2. The clean-burn elastic heat-resistant composition of claim 1,wherein the rubber base material is one or a combination of two or more selected from the group consisting of nitrile rubber (NBR), natural rubber (NR), styrene-butadiene rubber (SBR), chloroprene rubber (CR), butyl rubber (IR), ethylene-propylene rubber (EPDM), hypalon rubber (CSM), acrylic rubber (ACM / ANM), fluororubber (FPM), silicone rubber (SIU), and butadiene rubber (BR).
3. The clean-burn elastic heat-resistant composition of claim 2,wherein the ethylene-propylene rubber (EPDM) is solid ethylene-propylene rubber (EPDM), liquid ethylene-propylene rubber (EPDM), or a combination of solid ethylene-propylene rubber (EPDM) and liquid ethylene-propylene rubber (EPDM).
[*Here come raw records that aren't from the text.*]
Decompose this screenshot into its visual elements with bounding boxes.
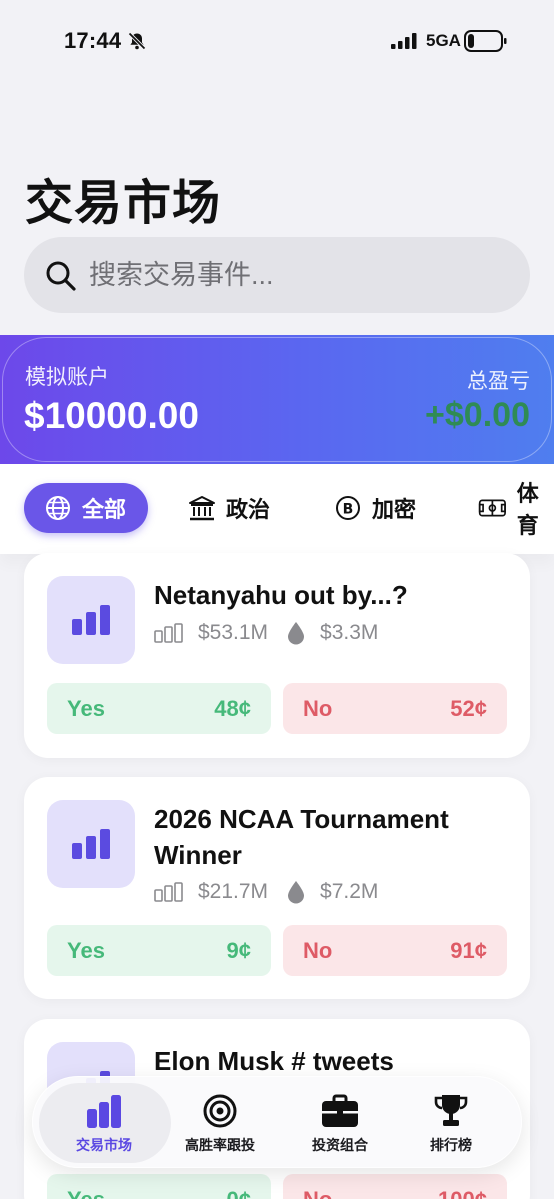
no-button[interactable]: No 100¢ <box>283 1174 507 1199</box>
network-type: 5GA <box>426 31 461 50</box>
signal-icon <box>391 33 417 49</box>
market-liquidity: $7.2M <box>320 880 379 903</box>
no-price: 100¢ <box>438 1186 487 1199</box>
market-card[interactable]: 2026 NCAA Tournament Winner $21.7M $7.2M… <box>24 777 530 999</box>
globe-icon <box>46 496 70 520</box>
no-price: 52¢ <box>450 695 487 721</box>
tab-label: 体育 <box>516 481 539 538</box>
app-screen: 17:44 5GA 交易市场 模拟账户 $ <box>0 0 554 1199</box>
search-icon <box>46 261 76 291</box>
no-button[interactable]: No 52¢ <box>283 683 507 734</box>
yes-price: 48¢ <box>214 695 251 721</box>
nav-portfolio[interactable]: 投资组合 <box>285 1093 395 1155</box>
bar-chart-icon <box>72 605 110 635</box>
tab-label: 政治 <box>226 497 271 522</box>
market-thumbnail <box>47 576 135 664</box>
nav-label: 排行榜 <box>430 1137 472 1153</box>
yes-button[interactable]: Yes 0¢ <box>47 1174 271 1199</box>
nav-copy-trade[interactable]: 高胜率跟投 <box>165 1093 275 1155</box>
nav-market[interactable]: 交易市场 <box>49 1093 159 1155</box>
status-bar: 17:44 5GA <box>0 0 554 80</box>
liquidity-drop-icon <box>288 622 305 645</box>
yes-label: Yes <box>67 695 105 721</box>
tab-label: 加密 <box>372 497 417 522</box>
nav-label: 投资组合 <box>312 1137 368 1153</box>
nav-label: 高胜率跟投 <box>185 1137 255 1153</box>
account-banner: 模拟账户 $10000.00 总盈亏 +$0.00 <box>0 335 554 464</box>
market-title: Elon Musk # tweets <box>154 1046 394 1076</box>
market-stats: $21.7M $7.2M <box>154 880 378 904</box>
svg-text:B: B <box>343 502 354 518</box>
government-icon <box>189 496 215 521</box>
category-tabs: 全部 政治 B 加密 体育 <box>0 464 554 554</box>
pnl-value: +$0.00 <box>425 396 530 434</box>
liquidity-drop-icon <box>288 881 305 904</box>
status-time: 17:44 <box>64 28 122 53</box>
pnl-label: 总盈亏 <box>467 370 530 393</box>
bottom-tab-bar: 交易市场 高胜率跟投 投资组合 排行榜 <box>32 1076 522 1168</box>
briefcase-icon <box>322 1094 358 1127</box>
bar-chart-icon <box>87 1095 121 1128</box>
tab-crypto[interactable]: B 加密 <box>334 483 416 533</box>
battery-icon <box>464 30 507 52</box>
search-input[interactable] <box>89 251 509 299</box>
tab-sports[interactable]: 体育 <box>478 481 554 538</box>
tab-politics[interactable]: 政治 <box>188 483 270 533</box>
page-title: 交易市场 <box>25 177 222 230</box>
soccer-field-icon <box>478 499 506 517</box>
market-liquidity: $3.3M <box>320 621 379 644</box>
no-button[interactable]: No 91¢ <box>283 925 507 976</box>
market-stats: $53.1M $3.3M <box>154 621 378 645</box>
yes-button[interactable]: Yes 48¢ <box>47 683 271 734</box>
account-label: 模拟账户 <box>25 366 109 389</box>
volume-bars-icon <box>154 882 183 902</box>
market-volume: $53.1M <box>198 621 269 644</box>
target-icon <box>203 1094 237 1128</box>
market-title: 2026 NCAA Tournament Winner <box>154 804 449 870</box>
yes-button[interactable]: Yes 9¢ <box>47 925 271 976</box>
search-bar[interactable] <box>24 237 530 313</box>
yes-price: 0¢ <box>226 1186 251 1199</box>
yes-label: Yes <box>67 937 105 963</box>
tab-label: 全部 <box>82 497 127 522</box>
yes-price: 9¢ <box>226 937 251 963</box>
silent-bell-icon <box>128 32 146 50</box>
market-volume: $21.7M <box>198 880 269 903</box>
market-thumbnail <box>47 800 135 888</box>
bar-chart-icon <box>72 829 110 859</box>
no-label: No <box>303 937 333 963</box>
market-title: Netanyahu out by...? <box>154 580 408 610</box>
account-balance: $10000.00 <box>24 395 199 436</box>
no-price: 91¢ <box>450 937 487 963</box>
no-label: No <box>303 695 333 721</box>
bitcoin-icon: B <box>336 496 360 520</box>
market-card[interactable]: Netanyahu out by...? $53.1M $3.3M Yes 48… <box>24 553 530 758</box>
nav-label: 交易市场 <box>76 1137 132 1153</box>
nav-leaderboard[interactable]: 排行榜 <box>396 1093 506 1155</box>
tab-all[interactable]: 全部 <box>24 483 148 533</box>
yes-label: Yes <box>67 1186 105 1199</box>
volume-bars-icon <box>154 623 183 643</box>
no-label: No <box>303 1186 333 1199</box>
trophy-icon <box>434 1095 468 1126</box>
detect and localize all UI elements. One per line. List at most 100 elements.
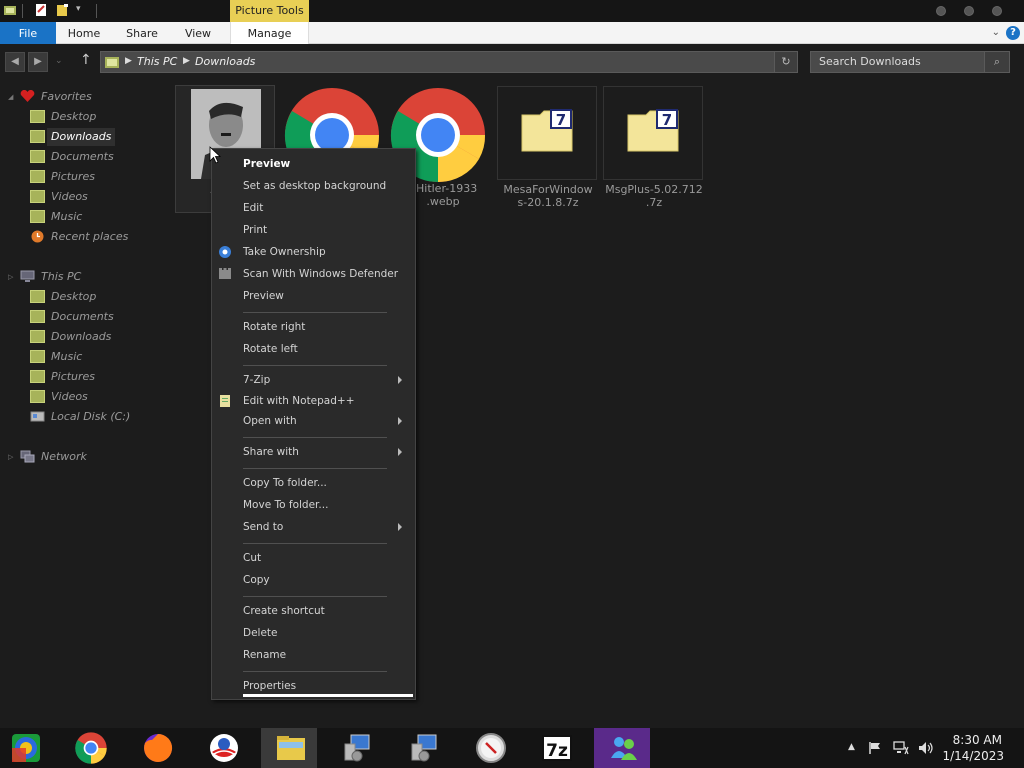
7zip-icon: 7z [542, 735, 572, 761]
minimize-button[interactable] [936, 6, 946, 16]
heart-icon [20, 90, 35, 102]
tab-view[interactable]: View [178, 22, 218, 44]
taskbar-obama-app[interactable] [194, 728, 250, 768]
menu-item-open-with[interactable]: Open with [243, 412, 297, 430]
menu-separator [243, 543, 387, 544]
downloads-icon [30, 130, 45, 143]
help-icon[interactable]: ? [1006, 26, 1020, 40]
menu-item-copy-to-folder[interactable]: Copy To folder... [243, 474, 327, 492]
search-input[interactable]: Search Downloads [810, 51, 1010, 73]
search-icon[interactable]: ⌕ [984, 51, 1010, 73]
menu-item-properties[interactable]: Properties [243, 677, 296, 695]
menu-item-move-to-folder[interactable]: Move To folder... [243, 496, 328, 514]
new-folder-icon[interactable] [56, 3, 70, 17]
start-button[interactable] [0, 728, 56, 768]
recent-locations-icon[interactable]: ⌄ [55, 56, 63, 66]
up-icon[interactable]: ↑ [80, 52, 92, 68]
computer-icon [20, 270, 35, 282]
submenu-arrow-icon [398, 448, 402, 456]
explorer-window: ▾ Picture Tools File Home Share View Man… [0, 0, 1024, 728]
action-center-flag-icon[interactable] [868, 741, 882, 755]
network-status-icon[interactable] [893, 741, 909, 755]
navigation-pane: ◢ Favorites Desktop Downloads Documents … [8, 90, 131, 463]
submenu-arrow-icon [398, 523, 402, 531]
navigation-bar: ◀ ▶ ⌄ ↑ ▶ This PC ▶ Downloads ↻ Search D… [0, 44, 1024, 80]
pictures-icon [30, 170, 45, 183]
expand-icon[interactable]: ▷ [8, 273, 13, 281]
taskbar-compass-app[interactable] [461, 728, 517, 768]
taskbar-chrome[interactable] [61, 728, 117, 768]
breadcrumb-separator-icon: ▶ [183, 56, 190, 66]
taskbar-firefox[interactable] [128, 728, 184, 768]
music-icon [30, 210, 45, 223]
taskbar-settings[interactable] [394, 728, 450, 768]
menu-item-print[interactable]: Print [243, 221, 267, 239]
defender-icon [219, 268, 231, 279]
menu-item-rotate-right[interactable]: Rotate right [243, 318, 305, 336]
menu-item-scan-defender[interactable]: Scan With Windows Defender [243, 265, 398, 283]
expand-icon[interactable]: ▷ [8, 453, 13, 461]
menu-separator [243, 312, 387, 313]
taskbar: 7z ▲ 8:30 AM 1/14/2023 [0, 728, 1024, 768]
menu-item-send-to[interactable]: Send to [243, 518, 283, 536]
breadcrumb-this-pc[interactable]: This PC [137, 55, 177, 68]
taskbar-7zip[interactable]: 7z [527, 728, 583, 768]
menu-item-7zip[interactable]: 7-Zip [243, 371, 270, 389]
address-bar[interactable]: ▶ This PC ▶ Downloads [100, 51, 798, 73]
menu-item-take-ownership[interactable]: Take Ownership [243, 243, 326, 261]
archive-7z-icon: 7 [627, 109, 679, 152]
menu-item-rename[interactable]: Rename [243, 646, 286, 664]
videos-icon [30, 190, 45, 203]
menu-focus-indicator [243, 694, 413, 697]
videos-icon [30, 390, 45, 403]
clock-time[interactable]: 8:30 AM [922, 733, 1002, 747]
breadcrumb-downloads[interactable]: Downloads [195, 55, 255, 68]
refresh-icon[interactable]: ↻ [774, 51, 798, 73]
gear-icon [219, 246, 231, 258]
taskbar-control-panel[interactable] [327, 728, 383, 768]
explorer-icon[interactable] [3, 3, 17, 17]
menu-item-set-desktop-background[interactable]: Set as desktop background [243, 177, 386, 195]
menu-item-edit-notepadpp[interactable]: Edit with Notepad++ [243, 392, 355, 410]
file-item-msgplus[interactable]: 7 MsgPlus-5.02.712 .7z [603, 86, 703, 209]
menu-item-edit[interactable]: Edit [243, 199, 263, 217]
tab-home[interactable]: Home [62, 22, 106, 44]
clock-date[interactable]: 1/14/2023 [924, 749, 1004, 763]
computer-settings-icon [411, 734, 437, 762]
submenu-arrow-icon [398, 376, 402, 384]
taskbar-file-explorer[interactable] [261, 728, 317, 768]
menu-item-rotate-left[interactable]: Rotate left [243, 340, 298, 358]
compass-icon [476, 733, 506, 763]
menu-item-create-shortcut[interactable]: Create shortcut [243, 602, 325, 620]
windows-logo-icon [12, 734, 40, 762]
tab-share[interactable]: Share [120, 22, 164, 44]
menu-item-preview-2[interactable]: Preview [243, 287, 284, 305]
menu-item-share-with[interactable]: Share with [243, 443, 299, 461]
tab-file[interactable]: File [0, 22, 56, 44]
taskbar-messenger[interactable] [594, 728, 650, 768]
drive-icon [30, 411, 45, 422]
documents-icon [30, 150, 45, 163]
file-name: MesaForWindow s-20.1.8.7z [503, 183, 593, 209]
customize-qa-icon[interactable]: ▾ [76, 4, 81, 14]
close-button[interactable] [992, 6, 1002, 16]
menu-item-copy[interactable]: Copy [243, 571, 270, 589]
menu-item-cut[interactable]: Cut [243, 549, 261, 567]
desktop-icon [30, 290, 45, 303]
music-icon [30, 350, 45, 363]
chevron-down-icon[interactable]: ⌄ [992, 27, 1000, 38]
firefox-icon [144, 733, 173, 762]
forward-button[interactable]: ▶ [28, 52, 48, 72]
obama-logo-icon [210, 734, 238, 762]
file-item-mesa[interactable]: 7 MesaForWindow s-20.1.8.7z [497, 86, 597, 209]
back-button[interactable]: ◀ [5, 52, 25, 72]
tab-manage[interactable]: Manage [230, 22, 309, 44]
menu-item-preview[interactable]: Preview [243, 155, 290, 173]
show-hidden-icons-icon[interactable]: ▲ [848, 742, 855, 752]
messenger-icon [611, 737, 637, 760]
maximize-button[interactable] [964, 6, 974, 16]
expand-icon[interactable]: ◢ [8, 93, 13, 101]
menu-item-delete[interactable]: Delete [243, 624, 278, 642]
menu-separator [243, 468, 387, 469]
properties-icon[interactable] [34, 3, 48, 17]
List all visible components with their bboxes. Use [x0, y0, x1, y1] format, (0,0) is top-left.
4. The clean-burn elastic heat-resistant composition of claim 1,wherein the additive further comprises, as an additional component, one or a combination of two or more selected from the group consisting of oxamide, carbon black, polyimide (PI), polyetheretherketone (PEEK), polytetrafluoroethylene (PTFE), and polybenzimidazole (PBI).
5. The clean-burn elastic heat-resistant composition of claim 4,wherein the additional component is present in an amount of 5 to 100 phr based on the rubber base material.
6. The clean-burn elastic heat-resistant composition of claim 1,wherein the vulcanizing agent is present in an amount of 0.1 to 30 phr based on the rubber base material.
7. A method for manufacturing a clean-burn elastic heat-resistant material,using the composition of claim 1.
8. A clean-burn elastic heat-resistant material, comprising the composition of claim 1.